I've seen HR catastrophes where a 20-year-old dental practice didn't have a single employee who'd been there more than two years. Meanwhile, I still have my first dental assistant, Jan—and I got out of school in 1987, so this is my 30-year anniversary. (Make that "our 30-year anniversary," because Jan's there, too.) I have many staff members who have been with me for decades. Not years—decades. I think that because I realized I wasn't the guy to be doing HR and delegated that part of my business, it led to employees sticking with me for all these years.
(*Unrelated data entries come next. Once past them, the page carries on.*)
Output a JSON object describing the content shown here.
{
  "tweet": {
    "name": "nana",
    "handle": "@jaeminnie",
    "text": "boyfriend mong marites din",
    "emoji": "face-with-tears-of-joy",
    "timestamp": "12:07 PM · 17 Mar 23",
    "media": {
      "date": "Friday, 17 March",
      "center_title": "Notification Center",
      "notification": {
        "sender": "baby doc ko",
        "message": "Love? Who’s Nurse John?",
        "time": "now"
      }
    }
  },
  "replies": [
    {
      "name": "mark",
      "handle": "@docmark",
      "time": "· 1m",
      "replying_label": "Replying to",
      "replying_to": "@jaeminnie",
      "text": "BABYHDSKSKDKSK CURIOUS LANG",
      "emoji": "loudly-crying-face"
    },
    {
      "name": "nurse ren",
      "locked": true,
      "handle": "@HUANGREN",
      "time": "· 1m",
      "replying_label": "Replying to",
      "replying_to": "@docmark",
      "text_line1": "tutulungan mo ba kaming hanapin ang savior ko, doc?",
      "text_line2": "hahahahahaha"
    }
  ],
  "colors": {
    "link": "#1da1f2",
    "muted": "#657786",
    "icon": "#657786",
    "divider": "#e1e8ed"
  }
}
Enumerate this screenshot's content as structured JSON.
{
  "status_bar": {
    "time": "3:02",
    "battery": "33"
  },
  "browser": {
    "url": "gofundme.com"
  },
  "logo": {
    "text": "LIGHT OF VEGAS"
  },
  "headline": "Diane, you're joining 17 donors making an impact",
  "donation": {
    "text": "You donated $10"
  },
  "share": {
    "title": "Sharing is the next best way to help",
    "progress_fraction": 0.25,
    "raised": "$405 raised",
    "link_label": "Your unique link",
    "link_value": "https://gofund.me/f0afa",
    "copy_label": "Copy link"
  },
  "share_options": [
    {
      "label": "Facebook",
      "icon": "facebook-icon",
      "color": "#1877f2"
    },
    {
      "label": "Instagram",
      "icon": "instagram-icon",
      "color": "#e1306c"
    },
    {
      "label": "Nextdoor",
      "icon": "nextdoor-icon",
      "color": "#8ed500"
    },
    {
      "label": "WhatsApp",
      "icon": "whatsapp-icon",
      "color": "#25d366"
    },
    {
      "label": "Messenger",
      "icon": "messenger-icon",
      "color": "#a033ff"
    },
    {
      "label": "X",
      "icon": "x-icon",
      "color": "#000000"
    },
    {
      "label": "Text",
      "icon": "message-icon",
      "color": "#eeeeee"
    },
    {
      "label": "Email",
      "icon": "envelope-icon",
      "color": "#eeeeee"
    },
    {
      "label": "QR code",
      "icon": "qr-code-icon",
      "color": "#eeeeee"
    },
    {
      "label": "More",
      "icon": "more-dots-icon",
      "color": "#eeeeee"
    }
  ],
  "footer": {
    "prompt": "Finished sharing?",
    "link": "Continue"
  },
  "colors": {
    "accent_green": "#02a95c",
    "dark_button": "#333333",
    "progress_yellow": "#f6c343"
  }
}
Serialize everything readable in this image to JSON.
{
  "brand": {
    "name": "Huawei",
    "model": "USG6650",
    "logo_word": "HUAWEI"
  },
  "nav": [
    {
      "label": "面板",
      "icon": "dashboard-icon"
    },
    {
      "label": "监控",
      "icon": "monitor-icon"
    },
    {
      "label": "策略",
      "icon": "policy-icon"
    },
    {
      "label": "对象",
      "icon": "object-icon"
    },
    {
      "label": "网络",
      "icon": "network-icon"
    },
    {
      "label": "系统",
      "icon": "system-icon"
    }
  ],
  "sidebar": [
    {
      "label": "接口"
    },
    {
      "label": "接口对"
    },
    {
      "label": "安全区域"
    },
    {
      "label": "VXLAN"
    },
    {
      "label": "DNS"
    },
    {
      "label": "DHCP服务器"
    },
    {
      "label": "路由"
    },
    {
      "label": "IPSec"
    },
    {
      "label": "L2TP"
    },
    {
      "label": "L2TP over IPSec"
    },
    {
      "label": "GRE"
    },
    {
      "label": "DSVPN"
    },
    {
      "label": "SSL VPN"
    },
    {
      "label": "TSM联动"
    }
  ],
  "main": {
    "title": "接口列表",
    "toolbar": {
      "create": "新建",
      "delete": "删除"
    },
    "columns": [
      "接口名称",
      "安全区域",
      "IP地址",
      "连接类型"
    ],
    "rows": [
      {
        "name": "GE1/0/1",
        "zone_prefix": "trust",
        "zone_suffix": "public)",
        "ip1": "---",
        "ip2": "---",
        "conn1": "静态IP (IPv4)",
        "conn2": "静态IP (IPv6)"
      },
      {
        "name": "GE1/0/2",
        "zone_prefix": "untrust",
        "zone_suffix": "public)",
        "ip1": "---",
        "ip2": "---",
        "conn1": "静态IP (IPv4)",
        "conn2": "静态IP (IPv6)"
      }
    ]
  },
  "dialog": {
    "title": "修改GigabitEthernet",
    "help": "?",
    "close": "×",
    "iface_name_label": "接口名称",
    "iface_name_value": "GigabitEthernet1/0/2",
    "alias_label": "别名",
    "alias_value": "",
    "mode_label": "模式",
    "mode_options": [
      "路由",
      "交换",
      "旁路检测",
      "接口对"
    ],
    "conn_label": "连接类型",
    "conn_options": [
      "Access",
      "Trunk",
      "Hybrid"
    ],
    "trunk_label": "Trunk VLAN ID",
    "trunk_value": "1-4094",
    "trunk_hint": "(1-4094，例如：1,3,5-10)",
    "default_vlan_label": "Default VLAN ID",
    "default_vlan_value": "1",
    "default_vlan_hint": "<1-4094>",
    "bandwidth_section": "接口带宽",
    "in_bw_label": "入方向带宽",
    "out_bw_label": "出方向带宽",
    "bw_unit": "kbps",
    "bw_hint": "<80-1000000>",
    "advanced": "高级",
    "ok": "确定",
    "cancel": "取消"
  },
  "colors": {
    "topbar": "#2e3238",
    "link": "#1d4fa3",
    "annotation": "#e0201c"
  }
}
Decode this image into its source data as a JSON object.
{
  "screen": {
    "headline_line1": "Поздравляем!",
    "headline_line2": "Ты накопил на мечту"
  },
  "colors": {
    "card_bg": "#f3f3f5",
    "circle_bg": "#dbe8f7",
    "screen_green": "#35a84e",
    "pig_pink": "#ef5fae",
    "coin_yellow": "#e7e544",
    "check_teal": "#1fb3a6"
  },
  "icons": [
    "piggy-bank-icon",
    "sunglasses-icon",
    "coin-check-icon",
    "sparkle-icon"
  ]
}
Be a conductor—don't try to play all the instruments yourself. You don't have to do everything yourself, and if you tried, it wouldn't work.

Same thing with presentation of treatment plans: When the 400-pound gorilla presents a treatment plan, people don't ask any questions. But in every office I've seen that does at least $750,000 a year, whenever that 400-pound gorilla turns over control of treatment-plan presentation to someone who's more social, the patient feels comfortable asking questions … and the practice starts bringing in about twice as much per year.

It isn't rocket science; she's just way better at selling dentistry than you are. (And in our industry right now, most of the time that person will indeed be a "she.") You don't have to sell the dentistry—you just have to perform it. Let her sell it! She's more intuitive, more engaged with the patients and knows how to communicate with them in a meaningful way.

Man, talk about communication!
What qualifies as "meaningful communication"? Last month I mentioned that women talk about five times more than men every day, and I heard responses like, "Oh, that's easy—because they're always gossiping!" Truth is, men who say things like that are usually jealous about how women can more easily have conversations about difficult things.

Let's define "gossip" as misguided, misdirected venting—and that's something you don't want in your practice, because venting rarely leads to action or solving the problem. Instead, what you want is that staffer to approach you and express her problems. Then you walk her over to whomever she has an issue with and everyone sits down, talks and works it out. It's inherently uncomfortable—but occasionally necessary, if you want your office to operate at a hum, without friction

Whenever I'm lecturing, female dentists come up and say, "I have a problem. Whenever the old-man dentist I worked with for the past three years snapped his fingers, everyone jumped. But now that I've bought his practice, whenever I snap my fingers and say the same stuff he said, nobody jumps. Instead, they all start asking questions."

They think that's a bad thing, but I tell them that it's not. The real "bad" thing was when the male dentist spoke and nobody replied: That was fear-based, because they believed it was pointless to talk to him. I tell these dentists they should feel honored that when they bark out something to their teams, they bark back. If your team is so easily sharing their concerns or ideas, you've achieved something in your practice that most of us never have and never will. It's a damn good thing.

Practicing patience with your patients
That goes for patients, too. If you're not good at talking with people, hire someone who is, or the practice won't succeed at making connections with patients.

How does your team respond to people who call the practice but don't know what to ask? At our office, lots of folks call up and say, "Uh … how much is a crown?" Valerie, who's been with my office for years, knows that the proper response isn't a dollar amount but, "Who said you needed a crown?" She knows how to begin a conversation founded in trust: "Well, why don't you just come down right now? I can have the doctor take a look, to see if you even need one." When trust is conveyed starting with the first phone call, it's magic.

That's why many phone systems have two options: Existing patients call one number, while new patients call a different one instead. If a patient has been coming to me for 20 years, I have more freedom in how I communicate with her because she already trusts me (or she wouldn't be coming back for two decades' worth of checkups). But new patients don't know anything about me or my work, so it's important to have a system that builds trust right away.